W. Thomas & Co.
- Founder: William Thomas and Thomas Grose
- Headquarters: Adelaide, Australia

= W. Thomas & Co. =

W. Thomas & Co. was a South Australian flour milling business founded by William Thomas and Thomas Grose and carried on by William's son Henry Thomas.

==William Thomas==
William Thomas (1838 – 21 November 1891) was born in Penzance, Cornwall, and emigrated to the Victorian goldfields in 1851, but returned to England shortly afterwards. Thomas gained employment in the mines and qualified as a mine captain. He returned to Australia aboard the Peerless in 1865, expecting to find employment in one of the copper mines active in South Australia, but working instead working for J. Dunn & Sons' mill in Port Adelaide and worked his way up to the position of managing clerk.
He left Dunn in 1878 and joined his brother-in-law, Thomas Grose, as flour millers.
Thomas Grose (1837–1915) was born in St Just in Penwith, Cornwall, and at 12 years of age was working in the tin and copper mines, later in the blacksmith shop at the Levant mine. He emigrated to South Australia with his brother-in-law in 1865 and for a while worked at Robert Lindsay's engineering shop before joining with Thomas in the milling business. He was elected to the Port Adelaide Council in 1890 and was elected mayor in 1898, when he successfully pushed for a graving dock to be installed at the Port.
They returned to England, where they purchased the necessary machinery and in 1879 they commissioned R. Honey to erect a flour mill at Leadenhall Street, Port Adelaide, the third in the area.
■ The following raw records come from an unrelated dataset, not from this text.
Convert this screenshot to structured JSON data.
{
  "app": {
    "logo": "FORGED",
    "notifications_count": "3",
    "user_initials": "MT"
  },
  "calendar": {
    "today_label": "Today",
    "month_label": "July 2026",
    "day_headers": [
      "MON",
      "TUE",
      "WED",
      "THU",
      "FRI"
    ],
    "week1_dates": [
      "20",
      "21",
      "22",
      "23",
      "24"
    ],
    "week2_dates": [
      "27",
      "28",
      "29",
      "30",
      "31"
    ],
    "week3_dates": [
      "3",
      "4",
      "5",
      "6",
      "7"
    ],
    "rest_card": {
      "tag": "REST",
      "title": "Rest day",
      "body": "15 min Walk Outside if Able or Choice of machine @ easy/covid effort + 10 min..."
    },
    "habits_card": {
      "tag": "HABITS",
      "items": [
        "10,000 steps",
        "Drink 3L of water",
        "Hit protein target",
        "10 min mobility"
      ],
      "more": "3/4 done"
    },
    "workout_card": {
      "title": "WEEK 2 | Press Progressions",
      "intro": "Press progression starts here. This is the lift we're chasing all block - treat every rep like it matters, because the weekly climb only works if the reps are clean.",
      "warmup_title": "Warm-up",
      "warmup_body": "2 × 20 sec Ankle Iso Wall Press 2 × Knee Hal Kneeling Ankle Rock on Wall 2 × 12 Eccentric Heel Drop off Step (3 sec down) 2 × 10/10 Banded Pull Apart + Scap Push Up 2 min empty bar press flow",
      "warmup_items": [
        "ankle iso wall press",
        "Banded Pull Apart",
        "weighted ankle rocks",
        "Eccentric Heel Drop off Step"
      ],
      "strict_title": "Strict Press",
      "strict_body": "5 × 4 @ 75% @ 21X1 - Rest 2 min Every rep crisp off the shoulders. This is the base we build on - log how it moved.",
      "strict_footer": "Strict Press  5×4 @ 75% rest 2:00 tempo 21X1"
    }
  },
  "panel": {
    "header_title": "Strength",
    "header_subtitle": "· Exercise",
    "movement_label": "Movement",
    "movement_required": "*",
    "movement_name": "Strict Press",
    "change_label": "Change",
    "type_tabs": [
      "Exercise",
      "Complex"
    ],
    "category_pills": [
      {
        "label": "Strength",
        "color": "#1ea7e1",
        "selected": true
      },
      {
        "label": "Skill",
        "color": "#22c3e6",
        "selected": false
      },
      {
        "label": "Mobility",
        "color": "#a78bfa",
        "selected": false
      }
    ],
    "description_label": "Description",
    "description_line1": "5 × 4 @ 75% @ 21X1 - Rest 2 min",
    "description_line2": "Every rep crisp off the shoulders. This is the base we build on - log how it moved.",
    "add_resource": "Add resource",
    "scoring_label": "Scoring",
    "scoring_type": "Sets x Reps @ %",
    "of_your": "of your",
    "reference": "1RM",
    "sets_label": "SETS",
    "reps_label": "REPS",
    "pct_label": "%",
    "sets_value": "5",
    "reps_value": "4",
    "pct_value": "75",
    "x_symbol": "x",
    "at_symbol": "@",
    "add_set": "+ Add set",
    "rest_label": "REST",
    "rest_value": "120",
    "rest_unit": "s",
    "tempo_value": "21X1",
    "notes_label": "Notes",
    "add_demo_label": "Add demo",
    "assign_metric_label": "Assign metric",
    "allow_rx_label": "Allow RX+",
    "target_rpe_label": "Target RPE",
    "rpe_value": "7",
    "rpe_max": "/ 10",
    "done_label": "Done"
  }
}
In 1901 they purchased the five-storey mill at Port Augusta built for J. Dunn & Co. around 1875, and in 1893 fitted with the first steel roller mill in the State. The mill was destroyed by fire in 1926.

===Family===
William Thomas married Elizabeth Jane Grose in 1865.
They had one son and two daughters, and a home on Dale Street, Port Adelaide.

==Henry Thomas==
Henry Thomas (c. 1866 – 9 October 1928) was born at Alberton, son of William Thomas, at the time working for Dunn & Sons, millers of Port Adelaide. He was educated at King's School, Port Adelaide, and Prince Alfred College and on leaving found employment as a clerk with the Commercial Bank of South Australia. After a few years he joined the family flour milling business, and on his father's death was taken into partnership with his uncle. Two years later they expanded the business into Western Australia, including mills at Northam and Pengilly.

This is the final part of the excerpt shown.